Toenailing or skew-nailing is a viable, structurally sound method of the driving of a nail at a roughly 30° angle to fasten two pieces of wood together, typically with their grains perpendicular. The term comes colloquially from fastening wood at the bottom, or toe, of the board. A variation of toenailing is to use screws, casually known as "toe-screwing". Toenails are typically driven in opposing pairs when possible, or pairs of pairs when appropriate.
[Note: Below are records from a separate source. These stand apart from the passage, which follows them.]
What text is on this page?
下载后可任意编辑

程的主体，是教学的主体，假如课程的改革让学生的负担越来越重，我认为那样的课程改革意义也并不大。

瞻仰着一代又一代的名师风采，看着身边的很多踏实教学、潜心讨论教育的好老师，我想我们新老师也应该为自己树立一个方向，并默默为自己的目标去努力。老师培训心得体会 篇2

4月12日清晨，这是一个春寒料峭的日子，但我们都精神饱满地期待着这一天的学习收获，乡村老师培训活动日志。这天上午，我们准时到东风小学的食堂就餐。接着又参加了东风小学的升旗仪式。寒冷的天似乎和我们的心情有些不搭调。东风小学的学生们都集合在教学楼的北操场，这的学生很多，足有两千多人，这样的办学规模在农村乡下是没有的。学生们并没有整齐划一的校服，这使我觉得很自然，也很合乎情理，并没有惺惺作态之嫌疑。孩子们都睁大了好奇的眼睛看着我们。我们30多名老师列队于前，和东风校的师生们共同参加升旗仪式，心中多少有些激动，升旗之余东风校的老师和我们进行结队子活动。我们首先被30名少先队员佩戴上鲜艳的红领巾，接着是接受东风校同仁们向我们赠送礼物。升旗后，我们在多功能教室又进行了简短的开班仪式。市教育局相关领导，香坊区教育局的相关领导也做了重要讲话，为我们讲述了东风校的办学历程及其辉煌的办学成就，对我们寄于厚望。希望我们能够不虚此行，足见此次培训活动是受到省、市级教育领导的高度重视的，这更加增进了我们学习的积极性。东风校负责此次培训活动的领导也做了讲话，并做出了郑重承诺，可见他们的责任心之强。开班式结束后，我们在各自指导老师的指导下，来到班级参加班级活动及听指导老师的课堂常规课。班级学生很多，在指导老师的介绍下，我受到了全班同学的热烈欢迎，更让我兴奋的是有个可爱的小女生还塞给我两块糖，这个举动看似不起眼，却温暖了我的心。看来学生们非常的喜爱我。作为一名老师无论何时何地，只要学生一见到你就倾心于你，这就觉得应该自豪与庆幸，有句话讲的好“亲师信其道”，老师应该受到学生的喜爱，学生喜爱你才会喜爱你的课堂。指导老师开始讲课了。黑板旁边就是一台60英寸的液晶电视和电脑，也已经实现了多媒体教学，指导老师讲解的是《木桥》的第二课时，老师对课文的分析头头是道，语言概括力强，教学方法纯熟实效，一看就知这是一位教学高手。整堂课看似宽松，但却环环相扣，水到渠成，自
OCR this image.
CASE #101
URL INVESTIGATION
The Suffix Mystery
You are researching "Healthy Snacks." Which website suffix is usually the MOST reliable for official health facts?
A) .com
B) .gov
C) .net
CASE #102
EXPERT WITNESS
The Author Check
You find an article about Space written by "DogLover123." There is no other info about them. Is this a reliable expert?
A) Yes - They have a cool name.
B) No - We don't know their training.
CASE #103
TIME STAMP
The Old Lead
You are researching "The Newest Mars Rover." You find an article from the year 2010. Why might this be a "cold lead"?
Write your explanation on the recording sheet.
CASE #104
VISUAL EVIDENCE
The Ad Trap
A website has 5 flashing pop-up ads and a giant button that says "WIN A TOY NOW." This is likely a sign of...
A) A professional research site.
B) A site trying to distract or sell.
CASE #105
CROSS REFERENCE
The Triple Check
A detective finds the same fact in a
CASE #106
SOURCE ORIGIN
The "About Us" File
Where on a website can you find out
The angled nailing makes later dismantling difficult or destructive.

==History==
The word toenailing has been used in carpentry since at least 1949.

==Common applications==
- Fastening a wall stud to a sole plate in stud framing.
- Used in place of end nailing when fastening locations are not easily accessible, like installing blocking between studs and joists.
- Attaching a rafter to the top plate of a wall at its birdsmouth.
- Commonly used with screws in carpentry to quickly secure temporary framing or work aids such as a jig.
- Can be used by woodworkers, for example a drawer or box can be glued and skew-nailed with finer nails or panel pins. Skew nailing will fasten the joint, while the glue sets, avoiding the use of clamps.

Alternatives to toenailing include the use of joist hangers, hurricane ties, and other engineered steel connectors designed to drive nails on a perpendicular to a wood surface.